Prince George, Princess Charlotte and Prince Louis, Kate Middleton and Prince William’s three children have four caring grandparents, them being Prince Charles and Camilla, and the Middletons, Carole and Michael.
However, it seems that one pair of grandparents is getting more attention and somewhat favouritism. This, understandably, has caused some tension between the couples. While some people might make the assumption that the royal family would be the biggest influence in the lives of George, Charlotte and Louis, the truth is that the Middleton family are far more involved compared to Prince Charles and Camilla.
Tom Quinn, royal expert, say this during Channel 5’s When the Middletons Met The Monarchy: “I suspect everyone thinks that in terms of the children, the royal family will inevitably have the most influence, but that is entirely wrong.
“It will be the Middletons that have the influence, because the royal family is too formal, it’s too stuck in its ways.”
A reason for this might be the fact that Prince William and Kate want to raise their kids in an as normal environment as they can, something with which the Middletons can be more of a help.
That doesn’t mean that Charles and Camilla are bad grandparents.

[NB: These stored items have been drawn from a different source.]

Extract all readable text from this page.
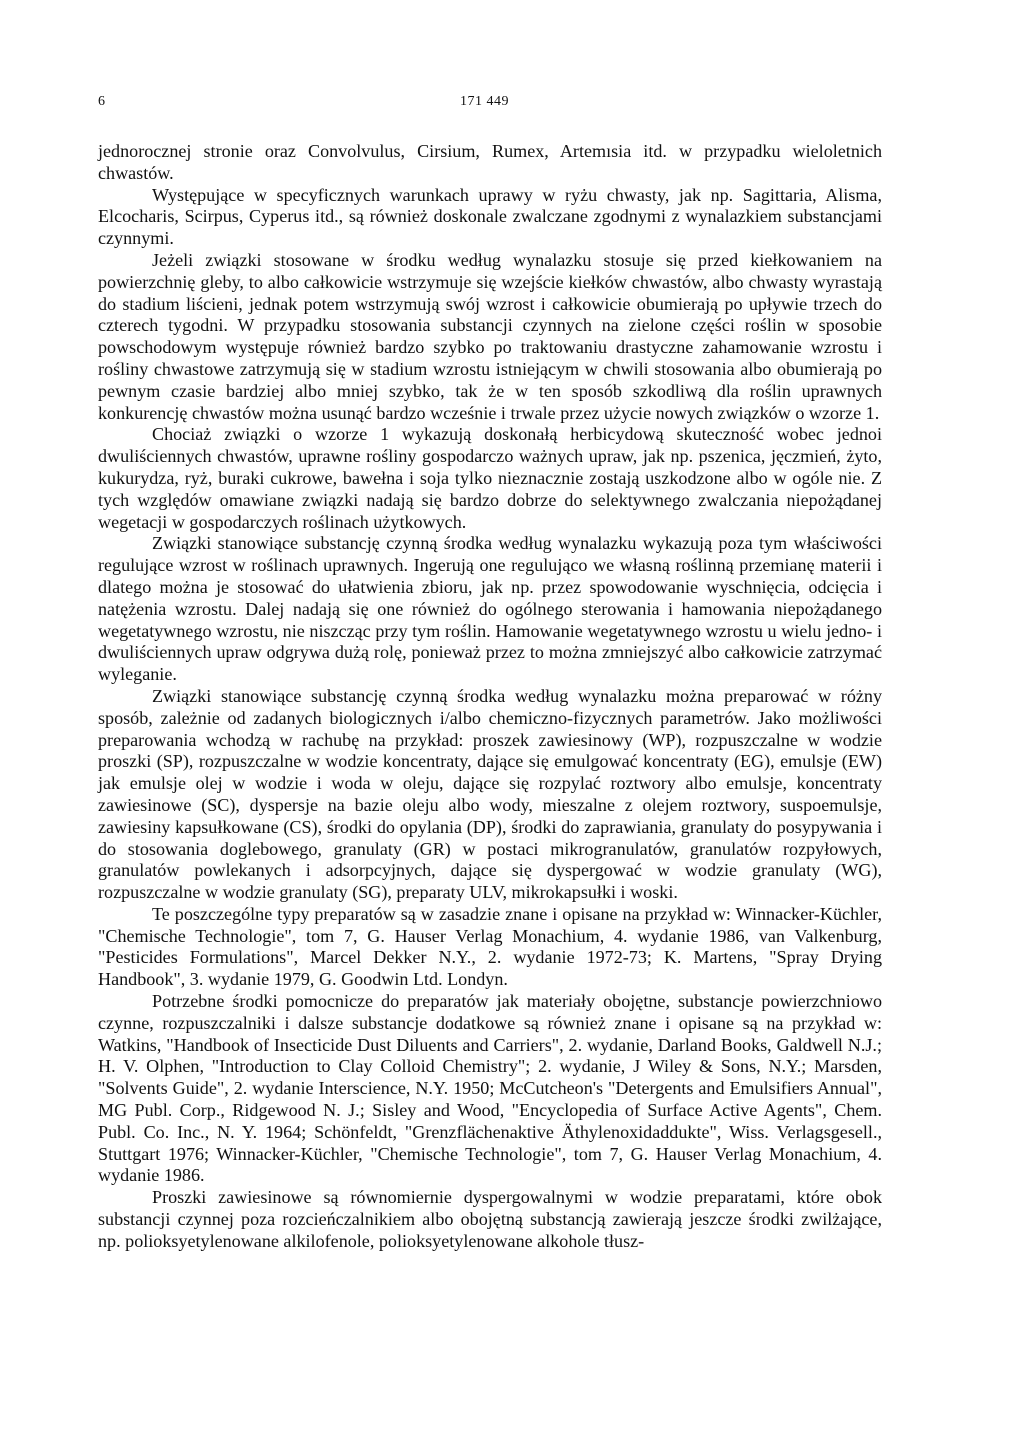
6	171 449

jednorocznej stronie oraz Convolvulus, Cirsium, Rumex, Artemısia itd. w przypadku wieloletnich chwastów.

Występujące w specyficznych warunkach uprawy w ryżu chwasty, jak np. Sagittaria, Alisma, Elcocharis, Scirpus, Cyperus itd., są również doskonale zwalczane zgodnymi z wynalazkiem substancjami czynnymi.

Jeżeli związki stosowane w środku według wynalazku stosuje się przed kiełkowaniem na powierzchnię gleby, to albo całkowicie wstrzymuje się wzejście kiełków chwastów, albo chwasty wyrastają do stadium liścieni, jednak potem wstrzymują swój wzrost i całkowicie obumierają po upływie trzech do czterech tygodni. W przypadku stosowania substancji czynnych na zielone części roślin w sposobie powschodowym występuje również bardzo szybko po traktowaniu drastyczne zahamowanie wzrostu i rośliny chwastowe zatrzymują się w stadium wzrostu istniejącym w chwili stosowania albo obumierają po pewnym czasie bardziej albo mniej szybko, tak że w ten sposób szkodliwą dla roślin uprawnych konkurencję chwastów można usunąć bardzo wcześnie i trwale przez użycie nowych związków o wzorze 1.

Chociaż związki o wzorze 1 wykazują doskonałą herbicydową skuteczność wobec jednoi dwuliściennych chwastów, uprawne rośliny gospodarczo ważnych upraw, jak np. pszenica, jęczmień, żyto, kukurydza, ryż, buraki cukrowe, bawełna i soja tylko nieznacznie zostają uszkodzone albo w ogóle nie. Z tych względów omawiane związki nadają się bardzo dobrze do selektywnego zwalczania niepożądanej wegetacji w gospodarczych roślinach użytkowych.

Związki stanowiące substancję czynną środka według wynalazku wykazują poza tym właściwości regulujące wzrost w roślinach uprawnych. Ingerują one regulująco we własną roślinną przemianę materii i dlatego można je stosować do ułatwienia zbioru, jak np. przez spowodowanie wyschnięcia, odcięcia i natężenia wzrostu. Dalej nadają się one również do ogólnego sterowania i hamowania niepożądanego wegetatywnego wzrostu, nie niszcząc przy tym roślin. Hamowanie wegetatywnego wzrostu u wielu jedno- i dwuliściennych upraw odgrywa dużą rolę, ponieważ przez to można zmniejszyć albo całkowicie zatrzymać wyleganie.

Związki stanowiące substancję czynną środka według wynalazku można preparować w różny sposób, zależnie od zadanych biologicznych i/albo chemiczno-fizycznych parametrów. Jako możliwości preparowania wchodzą w rachubę na przykład: proszek zawiesinowy (WP), rozpuszczalne w wodzie proszki (SP), rozpuszczalne w wodzie koncentraty, dające się emulgować koncentraty (EG), emulsje (EW) jak emulsje olej w wodzie i woda w oleju, dające się rozpylać roztwory albo emulsje, koncentraty zawiesinowe (SC), dyspersje na bazie oleju albo wody, mieszalne z olejem roztwory, suspoemulsje, zawiesiny kapsułkowane (CS), środki do opylania (DP), środki do zaprawiania, granulaty do posypywania i do stosowania doglebowego, granulaty (GR) w postaci mikrogranulatów, granulatów rozpyłowych, granulatów powlekanych i adsorpcyjnych, dające się dyspergować w wodzie granulaty (WG), rozpuszczalne w wodzie granulaty (SG), preparaty ULV, mikrokapsułki i woski.

Te poszczególne typy preparatów są w zasadzie znane i opisane na przykład w: Winnacker-Küchler, "Chemische Technologie", tom 7, G. Hauser Verlag Monachium, 4. wydanie 1986, van Valkenburg, "Pesticides Formulations", Marcel Dekker N.Y., 2. wydanie 1972-73; K. Martens, "Spray Drying Handbook", 3. wydanie 1979, G. Goodwin Ltd. Londyn.

Potrzebne środki pomocnicze do preparatów jak materiały obojętne, substancje powierzchniowo czynne, rozpuszczalniki i dalsze substancje dodatkowe są również znane i opisane są na przykład w: Watkins, "Handbook of Insecticide Dust Diluents and Carriers", 2. wydanie, Darland Books, Galdwell N.J.; H. V. Olphen, "Introduction to Clay Colloid Chemistry"; 2. wydanie, J Wiley & Sons, N.Y.; Marsden, "Solvents Guide", 2. wydanie Interscience, N.Y. 1950; McCutcheon's "Detergents and Emulsifiers Annual", MG Publ. Corp., Ridgewood N. J.; Sisley and Wood, "Encyclopedia of Surface Active Agents", Chem. Publ. Co. Inc., N. Y. 1964; Schönfeldt, "Grenzflächenaktive Äthylenoxidaddukte", Wiss. Verlagsgesell., Stuttgart 1976; Winnacker-Küchler, "Chemische Technologie", tom 7, G. Hauser Verlag Monachium, 4. wydanie 1986.

Proszki zawiesinowe są równomiernie dyspergowalnymi w wodzie preparatami, które obok substancji czynnej poza rozcieńczalnikiem albo obojętną substancją zawierają jeszcze środki zwilżające, np. polioksyetylenowane alkilofenole, polioksyetylenowane alkohole tłusz-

Quite the contrary, they simply adore their grandchildren, as explained by royal biographer Jennie Bond. She talks about how the unequal time spent with each grandparent couple causes some tension between the families, saying: “I suppose there is a little tension at times between who gets to see the grandkids the most.
“Kate will always turn to Carole for help, advice guidance, and just get together and romping around with the kids – possibly before she would get together with Camilla and Charles.”
Prince Charles, who has been spending the lockdowns at Birkhall, has admitted that being away from family has been extremely difficult. Even with all the virtual tech at our disposal, it can never really replace physical contact.
“I haven’t seen my father for a long time, and he’s going to be 99 next week,” Charles told Sky News.
“So I’ve been doing FaceTime, [it’s] all real well but… well, it is terribly sad.”
“But I mean, fortunately, you can speak to them on telephones and occasionally do this sort of thing. But it isn’t the same, is it? You really want to give people a hug.”